Certains des descendants directs des propriétaires d’esclaves sont bien connus: George Orwell, Graham Greene et Quintin Hogg – sans oublier les banques et des cabinets d’avocats qui se sont développé grâce aux bénéfices de l’esclavage. En se concentrant sur les propriétaires d’esclaves, notre but n’est pas de les nommer et de les couvrir de honte. Nous voulons déconstruire l’oubli: pour nous souvenir de nouveau, comme Toni Morrison le dit : pour reconnaître de quelles manières les fruits de l’esclavage font partie de notre histoire collective – sont incorporés dans notre pays et dans les propriétés, dans les organisations philanthropiques, les collections d’art , les banques d’affaires et les cabinets d’avocats, les chemins de fer, et les modes de pensée que nous continuons d’avoir au sujet de la race. Les propriétaires d’esclaves furent activement impliqués dans la reconfiguration de la race après l’esclavage, en popularisant de nouvelles légitimations de l’inégalité qui demeurent une partie du patrimoine du passé colonial de la Grande-Bretagne. Le Capitaine Marryat, fils d’un important propriétaire d’esclaves, et un des écrivains les plus populaires de fiction navale et d’histoires pour enfants, racialisait systématiquement les « autres », en créant des hiérarchies dans lesquelles les blancs Anglo-Saxons occupaient toujours le sommet.

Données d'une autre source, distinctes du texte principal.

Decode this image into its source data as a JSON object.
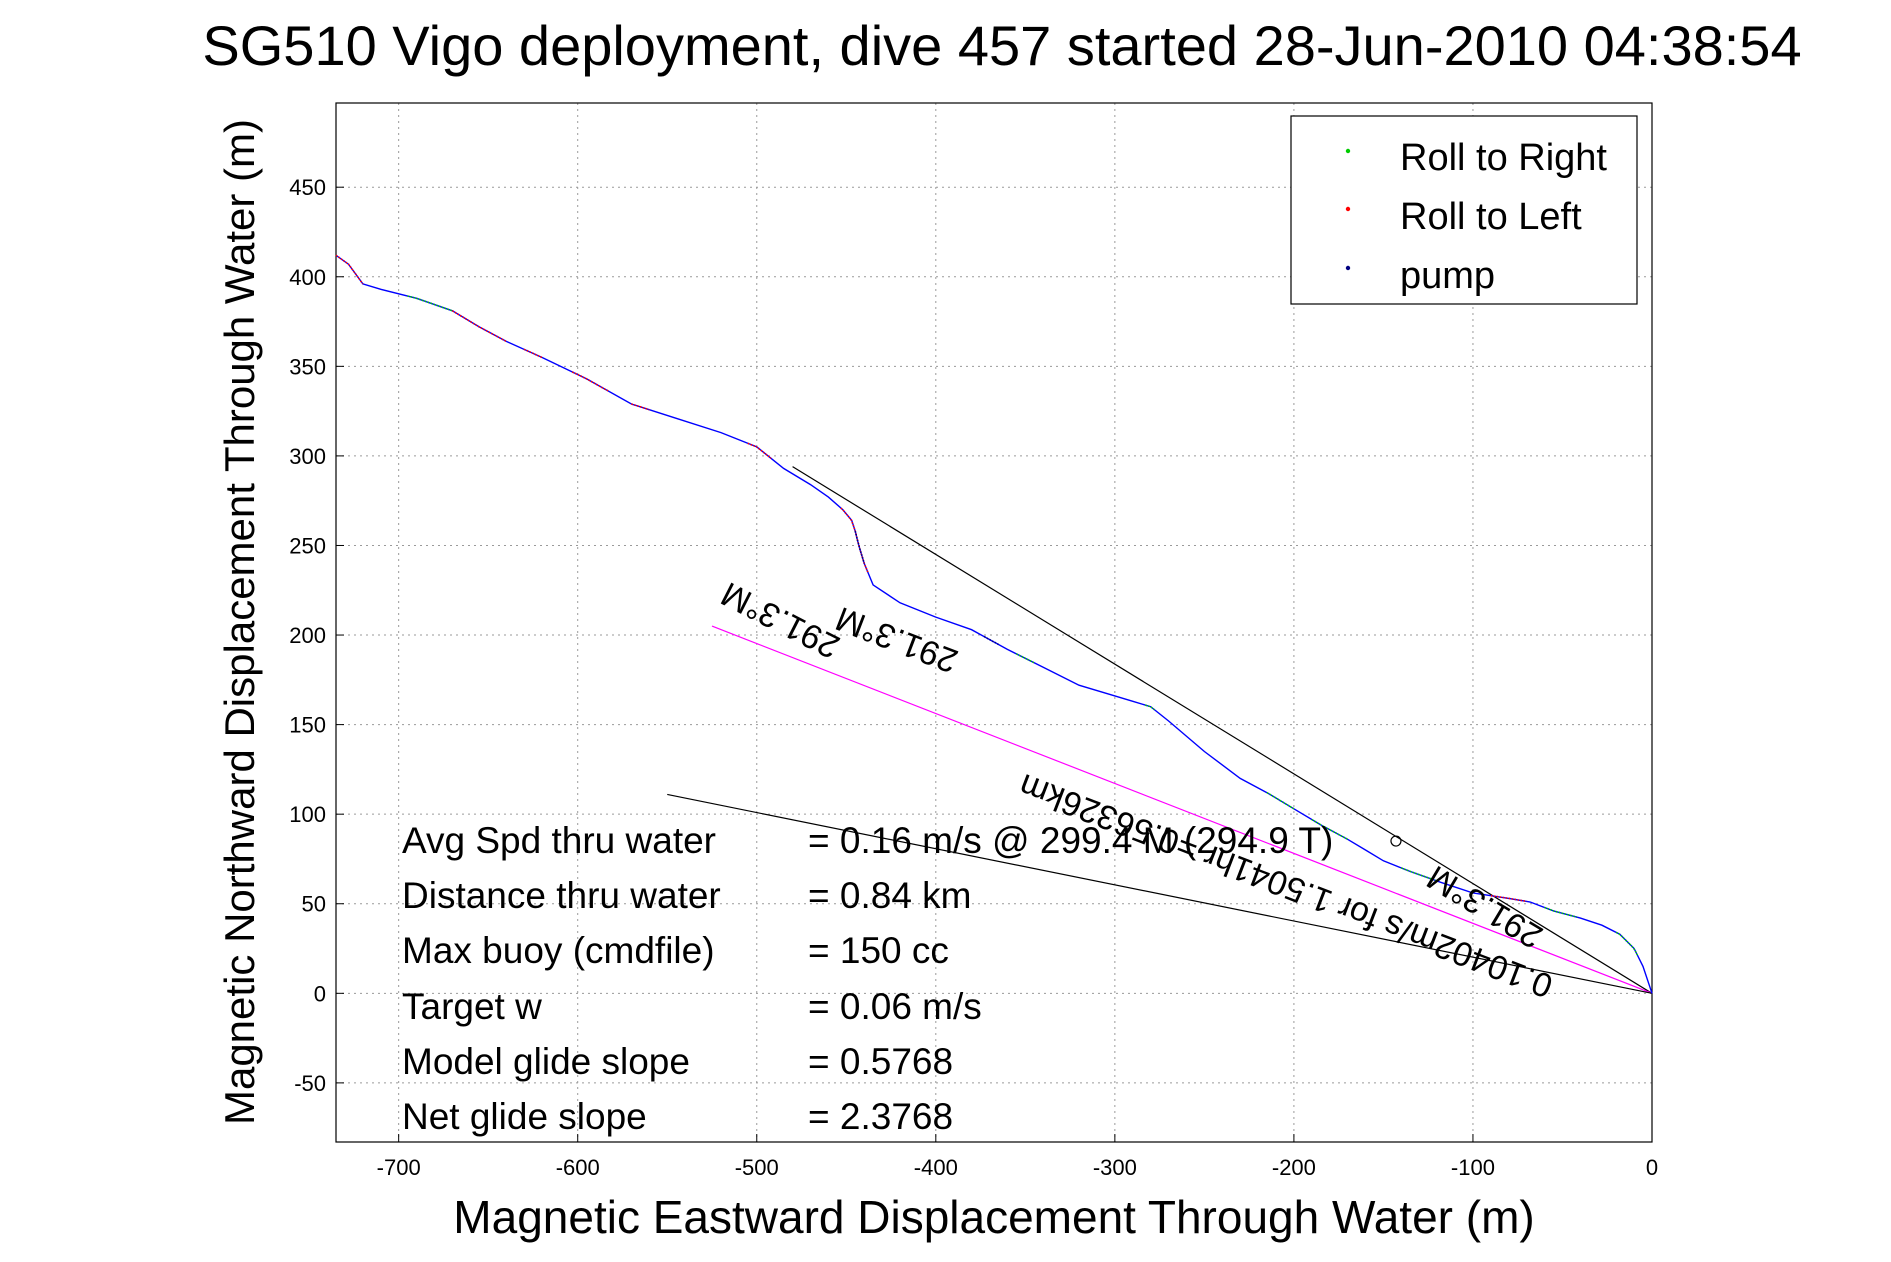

Dans les Caraïbes, un mouvement est en train de se construire pour des formes de dédommagement pour les grossières inégalités et le sous-développement qui ont persisté depuis l’époque de l’esclavage. Ils mettent l’accent sur la responsabilité de l’État et du gouvernement. En démontrant la dette de la Grande-Bretagne à cause de l’esclavage, une des façons par lesquelles la Grande-Bretagne moderne a bénéficié de son passé colonial et a été défiguré par ce dernier, nous espérons contribuer à une compréhension plus riche et plus honnête des connexions de l’histoire de l’empire que ce que l’on retrouve dans l’esprit de clocher et les obfuscations de « island story »de Michael Gove.